“He is stable after a complex nose operation”
The immunologist Francesco Le Foche, attacked in his office in Rome, underwent an operation today 7 October. “He has just woken up from anesthesia, because we have done some of the operations that he will have to undergo. He has a series of fractures of the maxillofacial area and in particular of bad fractures of the nasal bones and the orbito-zygomatic complex“, says Valentino Valentini, head of the Maxillofacial Surgery Unit of the Umberto I polyclinic in Rome, after having operated on the immunologist Francesco Le Foche, in a press point at the polyclinic, underlining how the patient is “stable”.
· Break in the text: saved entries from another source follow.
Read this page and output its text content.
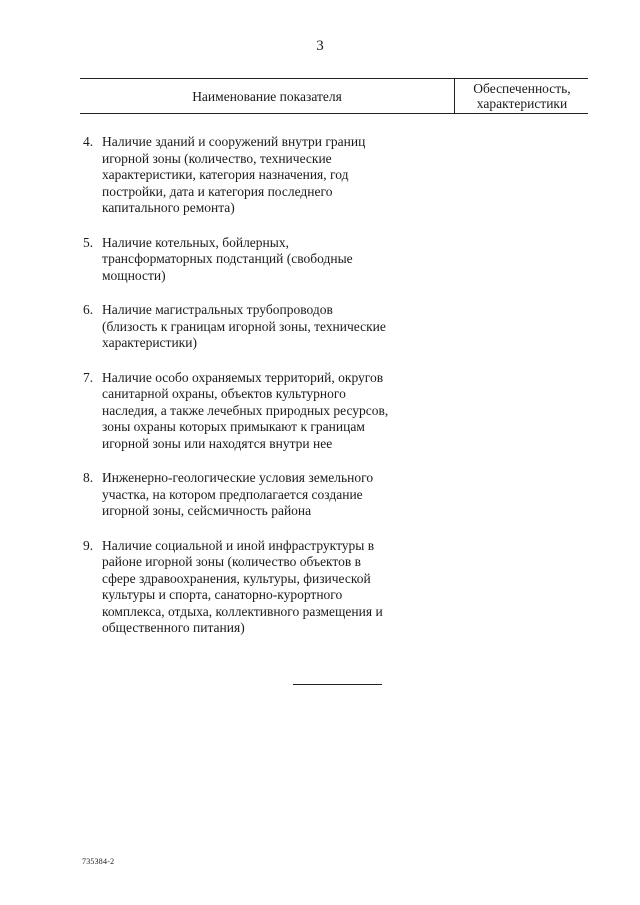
3
Наименование показателя
Обеспеченность,
характеристики
4. Наличие зданий и сооружений внутри границ
игорной зоны (количество, технические
характеристики, категория назначения, год
постройки, дата и категория последнего
капитального ремонта)
5. Наличие котельных, бойлерных,
трансформаторных подстанций (свободные
мощности)
6. Наличие магистральных трубопроводов
(близость к границам игорной зоны, технические
характеристики)
7. Наличие особо охраняемых территорий, округов
санитарной охраны, объектов культурного
наследия, а также лечебных природных ресурсов,
зоны охраны которых примыкают к границам
игорной зоны или находятся внутри нее
8. Инженерно-геологические условия земельного
участка, на котором предполагается создание
игорной зоны, сейсмичность района
9. Наличие социальной и иной инфраструктуры в
районе игорной зоны (количество объектов в
сфере здравоохранения, культуры, физической
культуры и спорта, санаторно-курортного
комплекса, отдыха, коллективного размещения и
общественного питания)
735384-2
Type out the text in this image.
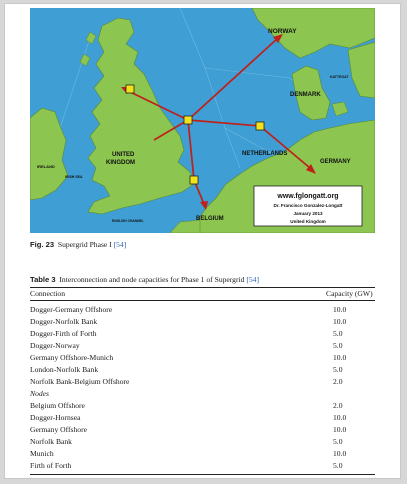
NORWAY
DENMARK
KATTEGAT
GERMANY
NETHERLANDS
BELGIUM
UNITED
KINGDOM
IRELAND
IRISH SEA
ENGLISH CHANNEL
www.fglongatt.org
Dr. Francisco Gonzalez-Longatt
January 2013
United Kingdom
Fig. 23 Supergrid Phase I [54]
Table 3 Interconnection and node capacities for Phase 1 of Supergrid [54]
Connection	Capacity (GW)
Dogger-Germany Offshore	10.0
Dogger-Norfolk Bank	10.0
Dogger-Firth of Forth	5.0
Dogger-Norway	5.0
Germany Offshore-Munich	10.0
London-Norfolk Bank	5.0
Norfolk Bank-Belgium Offshore	2.0
Nodes
Belgium Offshore	2.0
Dogger-Hornsea	10.0
Germany Offshore	10.0
Norfolk Bank	5.0
Munich	10.0
Firth of Forth	5.0
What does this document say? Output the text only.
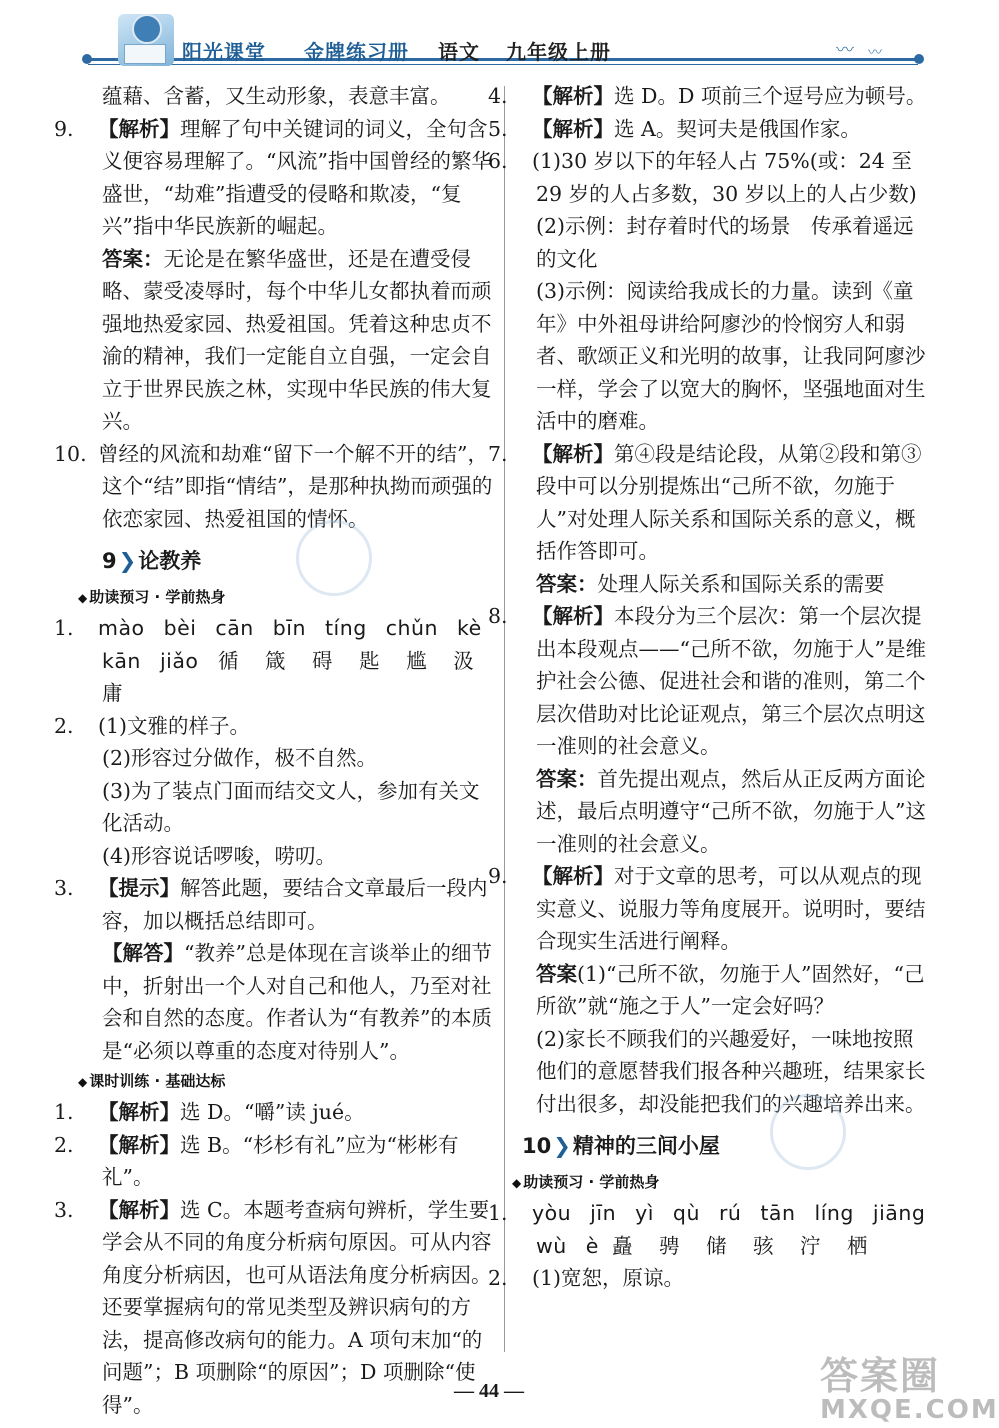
阳光课堂 金牌练习册 语文 九年级上册	〰 〰

蕴藉、含蓄，又生动形象，表意丰富。

9. 【解析】理解了句中关键词的词义，全句含义便容易理解了。“风流”指中国曾经的繁华盛世，“劫难”指遭受的侵略和欺凌，“复兴”指中华民族新的崛起。

答案：无论是在繁华盛世，还是在遭受侵略、蒙受凌辱时，每个中华儿女都执着而顽强地热爱家园、热爱祖国。凭着这种忠贞不渝的精神，我们一定能自立自强，一定会自立于世界民族之林，实现中华民族的伟大复兴。

10. 曾经的风流和劫难“留下一个解不开的结”，这个“结”即指“情结”，是那种执拗而顽强的依恋家园、热爱祖国的情怀。

9❯论教养
◆ 助读预习 · 学前热身

1. mào bèi cān bīn tíng chǔn kè

kān jiǎo 循 箴 碍 匙 尴 汲 庸

2. (1)文雅的样子。

(2)形容过分做作，极不自然。

(3)为了装点门面而结交文人，参加有关文化活动。

(4)形容说话啰唆，唠叨。

3. 【提示】解答此题，要结合文章最后一段内容，加以概括总结即可。

【解答】“教养”总是体现在言谈举止的细节中，折射出一个人对自己和他人，乃至对社会和自然的态度。作者认为“有教养”的本质是“必须以尊重的态度对待别人”。

◆ 课时训练 · 基础达标

1. 【解析】选 D。“嚼”读 jué。

2. 【解析】选 B。“杉杉有礼”应为“彬彬有礼”。

3. 【解析】选 C。本题考查病句辨析，学生要学会从不同的角度分析病句原因。可从内容角度分析病因，也可从语法角度分析病因。还要掌握病句的常见类型及辨识病句的方法，提高修改病句的能力。A 项句末加“的问题”；B 项删除“的原因”；D 项删除“使得”。

4. 【解析】选 D。D 项前三个逗号应为顿号。

5. 【解析】选 A。契诃夫是俄国作家。

6. (1)30 岁以下的年轻人占 75%(或：24 至 29 岁的人占多数，30 岁以上的人占少数)

(2)示例：封存着时代的场景　传承着遥远的文化

(3)示例：阅读给我成长的力量。读到《童年》中外祖母讲给阿廖沙的怜悯穷人和弱者、歌颂正义和光明的故事，让我同阿廖沙一样，学会了以宽大的胸怀，坚强地面对生活中的磨难。

7. 【解析】第④段是结论段，从第②段和第③段中可以分别提炼出“己所不欲，勿施于人”对处理人际关系和国际关系的意义，概括作答即可。

答案：处理人际关系和国际关系的需要

8. 【解析】本段分为三个层次：第一个层次提出本段观点——“己所不欲，勿施于人”是维护社会公德、促进社会和谐的准则，第二个层次借助对比论证观点，第三个层次点明这一准则的社会意义。

答案：首先提出观点，然后从正反两方面论述，最后点明遵守“己所不欲，勿施于人”这一准则的社会意义。

9. 【解析】对于文章的思考，可以从观点的现实意义、说服力等角度展开。说明时，要结合现实生活进行阐释。

答案(1)“己所不欲，勿施于人”固然好，“己所欲”就“施之于人”一定会好吗？

(2)家长不顾我们的兴趣爱好，一味地按照他们的意愿替我们报各种兴趣班，结果家长付出很多，却没能把我们的兴趣培养出来。

10❯精神的三间小屋
◆ 助读预习 · 学前热身

1. yòu jīn yì qù rú tān líng jiāng

wù è 矗 骋 储 骇 泞 栖

2. (1)宽恕，原谅。

— 44 —	答案圈
MXQE.COM
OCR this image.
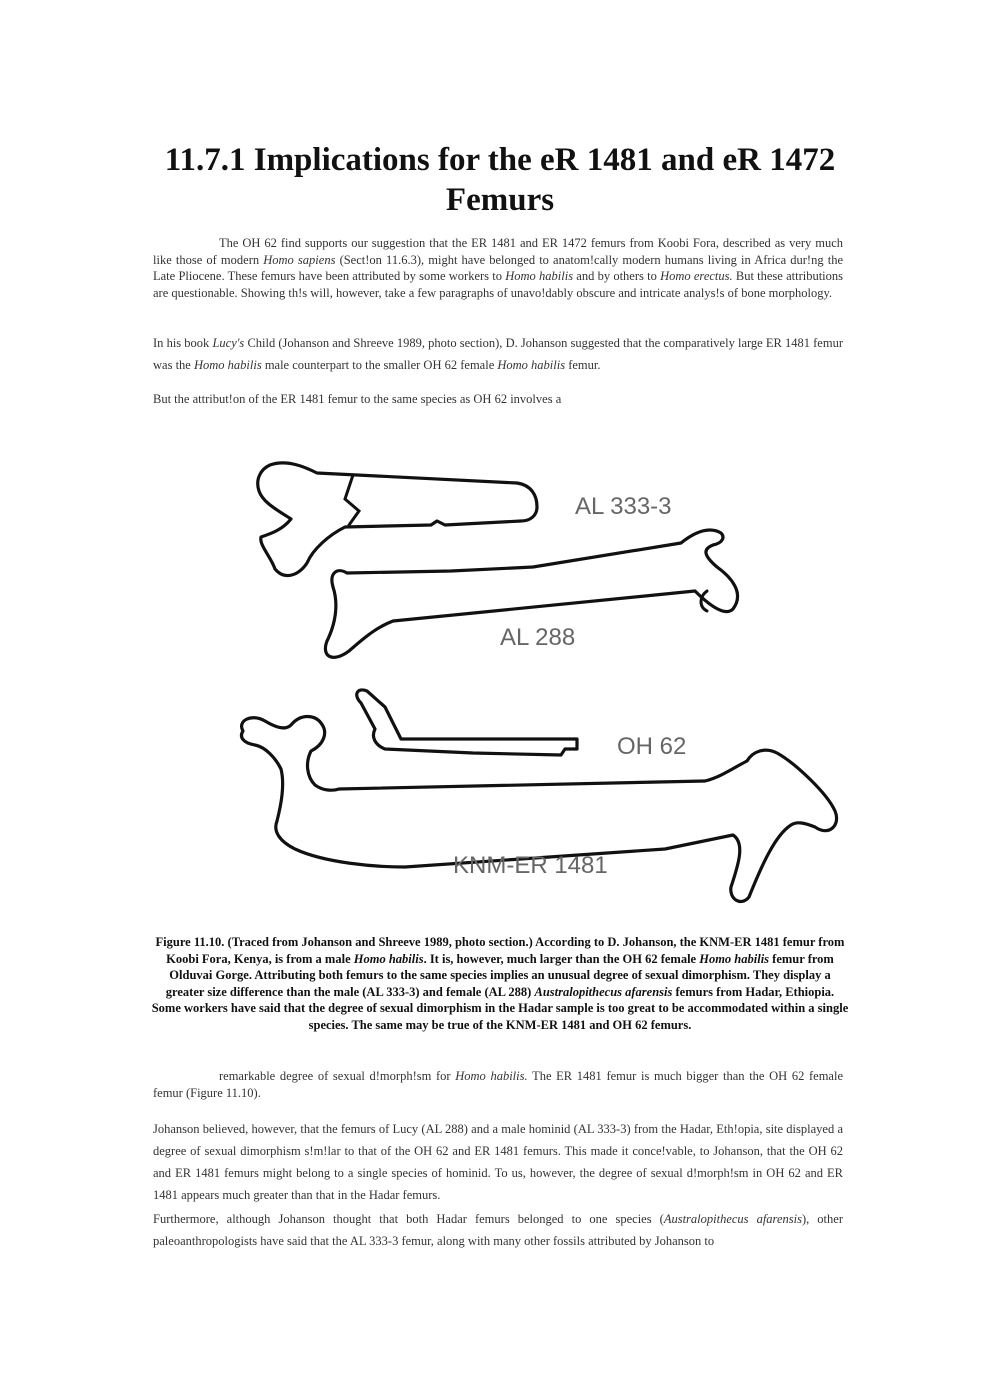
11.7.1 Implications for the eR 1481 and eR 1472 Femurs

The OH 62 find supports our suggestion that the ER 1481 and ER 1472 femurs from Koobi Fora, described as very much like those of modern Homo sapiens (Sect!on 11.6.3), might have belonged to anatom!cally modern humans living in Africa dur!ng the Late Pliocene. These femurs have been attributed by some workers to Homo habilis and by others to Homo erectus. But these attributions are questionable. Showing th!s will, however, take a few paragraphs of unavo!dably obscure and intricate analys!s of bone morphology.

In his book Lucy's Child (Johanson and Shreeve 1989, photo section), D. Johanson suggested that the comparatively large ER 1481 femur was the Homo habilis male counterpart to the smaller OH 62 female Homo habilis femur.

But the attribut!on of the ER 1481 femur to the same species as OH 62 involves a

AL 333-3
AL 288
OH 62
KNM-ER 1481

Figure 11.10. (Traced from Johanson and Shreeve 1989, photo section.) According to D. Johanson, the KNM-ER 1481 femur from Koobi Fora, Kenya, is from a male Homo habilis. It is, however, much larger than the OH 62 female Homo habilis femur from Olduvai Gorge. Attributing both femurs to the same species implies an unusual degree of sexual dimorphism. They display a greater size difference than the male (AL 333-3) and female (AL 288) Australopithecus afarensis femurs from Hadar, Ethiopia. Some workers have said that the degree of sexual dimorphism in the Hadar sample is too great to be accommodated within a single species. The same may be true of the KNM-ER 1481 and OH 62 femurs.

remarkable degree of sexual d!morph!sm for Homo habilis. The ER 1481 femur is much bigger than the OH 62 female femur (Figure 11.10).

Johanson believed, however, that the femurs of Lucy (AL 288) and a male hominid (AL 333-3) from the Hadar, Eth!opia, site displayed a degree of sexual dimorphism s!m!lar to that of the OH 62 and ER 1481 femurs. This made it conce!vable, to Johanson, that the OH 62 and ER 1481 femurs might belong to a single species of hominid. To us, however, the degree of sexual d!morph!sm in OH 62 and ER 1481 appears much greater than that in the Hadar femurs.

Furthermore, although Johanson thought that both Hadar femurs belonged to one species (Australopithecus afarensis), other paleoanthropologists have said that the AL 333-3 femur, along with many other fossils attributed by Johanson to
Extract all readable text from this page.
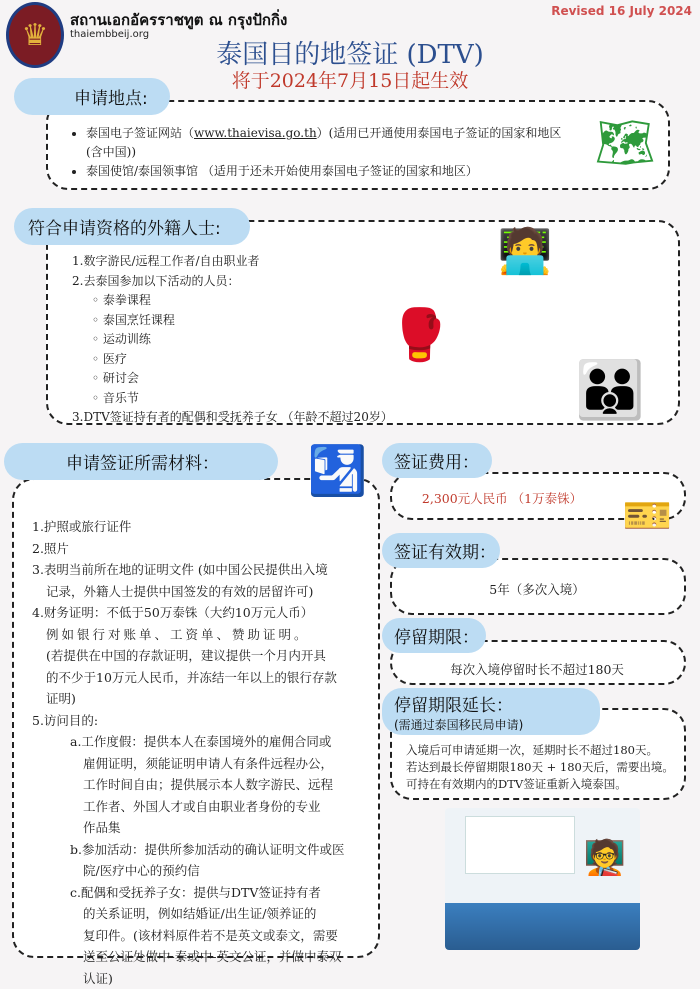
♛ สถานเอกอัครราชทูต ณ กรุงปักกิ่ง
thaiembbeij.org
Revised 16 July 2024
泰国目的地签证 (DTV)
将于2024年7月15日起生效
• 泰国电子签证网站（www.thaievisa.go.th）(适用已开通使用泰国电子签证的国家和地区 (含中国))
• 泰国使馆/泰国领事馆 （适用于还未开始使用泰国电子签证的国家和地区）
申请地点:
🗺
1.数字游民/远程工作者/自由职业者
2.去泰国参加以下活动的人员：
◦ 泰拳课程
◦ 泰国烹饪课程
◦ 运动训练
◦ 医疗
◦ 研讨会
◦ 音乐节
3.DTV签证持有者的配偶和受抚养子女 （年龄不超过20岁）
符合申请资格的外籍人士:	🧑‍💻
🥊
👪
1.护照或旅行证件
2.照片
3.表明当前所在地的证明文件 (如中国公民提供出入境
记录，外籍人士提供中国签发的有效的居留许可)
4.财务证明：不低于50万泰铢（大约10万元人币）
例如银行对账单、工资单、赞助证明。
(若提供在中国的存款证明，建议提供一个月内开具
的不少于10万元人民币，并冻结一年以上的银行存款
证明)
5.访问目的:
a.工作度假：提供本人在泰国境外的雇佣合同或
雇佣证明，须能证明申请人有条件远程办公，
工作时间自由；提供展示本人数字游民、远程
工作者、外国人才或自由职业者身份的专业
作品集
b.参加活动：提供所参加活动的确认证明文件或医
院/医疗中心的预约信
c.配偶和受抚养子女：提供与DTV签证持有者
的关系证明，例如结婚证/出生证/领养证的
复印件。(该材料原件若不是英文或泰文，需要
送至公证处做中-泰或中-英文公证，并做中泰双
认证)
申请签证所需材料：	🛂	2,300元人民币 （1万泰铢）
签证费用：
🎫
5年（多次入境）
签证有效期：
每次入境停留时长不超过180天
停留期限：
入境后可申请延期一次，延期时长不超过180天。
若达到最长停留期限180天 + 180天后，需要出境。
可持在有效期内的DTV签证重新入境泰国。
停留期限延长：
(需通过泰国移民局申请)
🧑‍🏫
“From a maxillofacial point of view, for now we have only done a reduction and containment of the nasal bones – he explains – We have replaced the nose which was broken, displaced and multi-fragmented. He had lacerated-contused wounds in the frontal region which we sutured And there is a significant orbital fracture that will need to be reduced and contained as soon as the conditions of the eyeball are stable”.
Eyeball surgery
“As soon as our ophthalmologist colleagues tell us that the eye socket can be touched, we will go to reconstruct the orbital floor which for now we have left ‘slipped’ on purpose, to avoid compressing the bulb itself. As soon as the eyeball can be treated it will also be rebuilt and repositioned in axis with the other eye” adds Valentini. The immunologist “is exhausted by what happened and by the very serious injuries sustained, but reactive”. In a week, he said Valentini, Le Foche will undergo an operation to suture the eyeball.
The other great concern of surgeons, in fact, it is the sight of the immunologist hit in the face. “We have sutured the rupture of the eyeball, about 1 and a half cm in a Y shape, in the next 7-10 days we will evaluate the prognosis to understand how to intervene at the retinal level and then we will move on to the second phase of maxillofacial recovery”, explained Alessandro Lambiase , full professor of Ophthalmology at the Sapienza University of Rome and medical director at Umberto I, who supported Valentini in the operation.
Psychological trauma
“Francesco Le Foche suffered a trauma which, in addition to being physical, is equally heavy from a psychological point of view” underlines Valentini. “But those who know Francesco know that he is an affable person and has extraordinary qualities from a professional point of view and human. Honestly this makes what happened even more incomprehensible”.